Marko: Ricciardo would be ’no magical solution’
Ricciardo, Perez comments ’out of context’
Dr Helmut Marko says his latest comments about Daniel Ricciardo and Sergio Perez were "taken out of context".
Red Bull’s 80-year-old top official said he will "evaluate" Australian Ricciardo’s form at the post-British GP Pirelli tyre test, adding that the team needs to "keep our options open" about Sergio Perez’s successor.
"A lot has been taken out of context," Marko told Kleine Zeitung newspaper ahead of the Austrian GP.
"Daniel Ricciardo will do some testing, yes, but that doesn’t have much to do with the sporting side," he insisted.
"Perez has had some very good races and some very bad ones - now he has to concentrate again and deliver the best. There is no need for dreams about a world title.

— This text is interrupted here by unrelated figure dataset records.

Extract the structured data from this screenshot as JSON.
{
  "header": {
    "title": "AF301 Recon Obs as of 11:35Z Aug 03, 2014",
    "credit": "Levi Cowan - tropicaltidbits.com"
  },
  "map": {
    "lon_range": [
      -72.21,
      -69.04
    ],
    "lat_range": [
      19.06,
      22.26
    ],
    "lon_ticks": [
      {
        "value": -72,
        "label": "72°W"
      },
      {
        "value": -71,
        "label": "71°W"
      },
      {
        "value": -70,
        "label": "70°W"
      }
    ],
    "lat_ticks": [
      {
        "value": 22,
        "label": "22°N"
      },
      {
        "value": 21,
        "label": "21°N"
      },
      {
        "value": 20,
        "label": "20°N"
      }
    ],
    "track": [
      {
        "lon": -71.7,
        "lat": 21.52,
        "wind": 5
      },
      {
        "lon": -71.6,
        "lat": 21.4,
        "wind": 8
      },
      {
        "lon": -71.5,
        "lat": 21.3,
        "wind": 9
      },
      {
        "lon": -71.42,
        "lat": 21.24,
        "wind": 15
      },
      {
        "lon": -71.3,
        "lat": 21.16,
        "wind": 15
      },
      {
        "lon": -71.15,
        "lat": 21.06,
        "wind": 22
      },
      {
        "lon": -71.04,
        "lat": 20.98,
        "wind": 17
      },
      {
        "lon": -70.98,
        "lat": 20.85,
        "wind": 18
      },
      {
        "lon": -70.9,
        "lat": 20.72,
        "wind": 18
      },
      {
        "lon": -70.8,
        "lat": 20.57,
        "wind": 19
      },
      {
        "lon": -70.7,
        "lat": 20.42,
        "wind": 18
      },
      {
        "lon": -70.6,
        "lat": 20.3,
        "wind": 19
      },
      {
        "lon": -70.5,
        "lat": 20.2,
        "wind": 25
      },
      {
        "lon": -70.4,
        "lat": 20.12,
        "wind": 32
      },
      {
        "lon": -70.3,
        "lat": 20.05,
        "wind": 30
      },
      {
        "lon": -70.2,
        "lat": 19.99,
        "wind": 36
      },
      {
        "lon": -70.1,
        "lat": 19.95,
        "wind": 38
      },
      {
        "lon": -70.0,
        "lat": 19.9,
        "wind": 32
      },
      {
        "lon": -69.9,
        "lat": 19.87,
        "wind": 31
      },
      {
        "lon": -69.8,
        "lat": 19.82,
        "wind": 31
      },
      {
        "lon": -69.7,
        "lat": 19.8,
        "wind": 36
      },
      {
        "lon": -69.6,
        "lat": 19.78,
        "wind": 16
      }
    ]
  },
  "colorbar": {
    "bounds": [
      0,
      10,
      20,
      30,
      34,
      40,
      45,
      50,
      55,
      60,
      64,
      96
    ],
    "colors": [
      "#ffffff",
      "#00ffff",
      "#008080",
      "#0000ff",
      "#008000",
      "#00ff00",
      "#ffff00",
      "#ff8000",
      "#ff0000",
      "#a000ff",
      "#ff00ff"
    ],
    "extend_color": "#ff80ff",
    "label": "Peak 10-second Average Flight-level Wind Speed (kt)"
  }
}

"The positive side is that he’s the first one to last two seasons alongside Max," Marko added.
Marko says the prospect of beating Max Verstappen to the 2023 title threw Perez, who like Ricciardo is 33, off-track.
"He would have been the first Mexican in modern times to lead in Formula 1," he told the Austrian broadcaster ORF. "That kind of threw him off track."
But he warned that Ricciardo would be "no magical solution", as the Australian "did not leave McLaren with great honour".
A more pressing issue for Marko is what he calls a "massive" push by Red Bull’s rivals to poach members of the dominant Formula 1 team’s staff.
"It has never been as massive as the currently poaching," he insisted.
"It is all the more astonishing for us how the others are doing this despite the budget cap, when they’re offering people more than twice as much as we do. They seem to be saving elsewhere," Marko added.
The good news for Red Bull, he said, is that he, Christian Horner and Adrian Newey are all sticking together.
"This continuity sets us apart from the others," said Marko. "Newey has been with us for 17 years, Horner for 19 and for me it was even longer.
"It was difficult after 2013, when we had a similar success and then woke up to Mercedes’ superiority. We had to keep the team together, which is much easier with success.
"Everyone wants to work for someone like Verstappen," said the Austrian.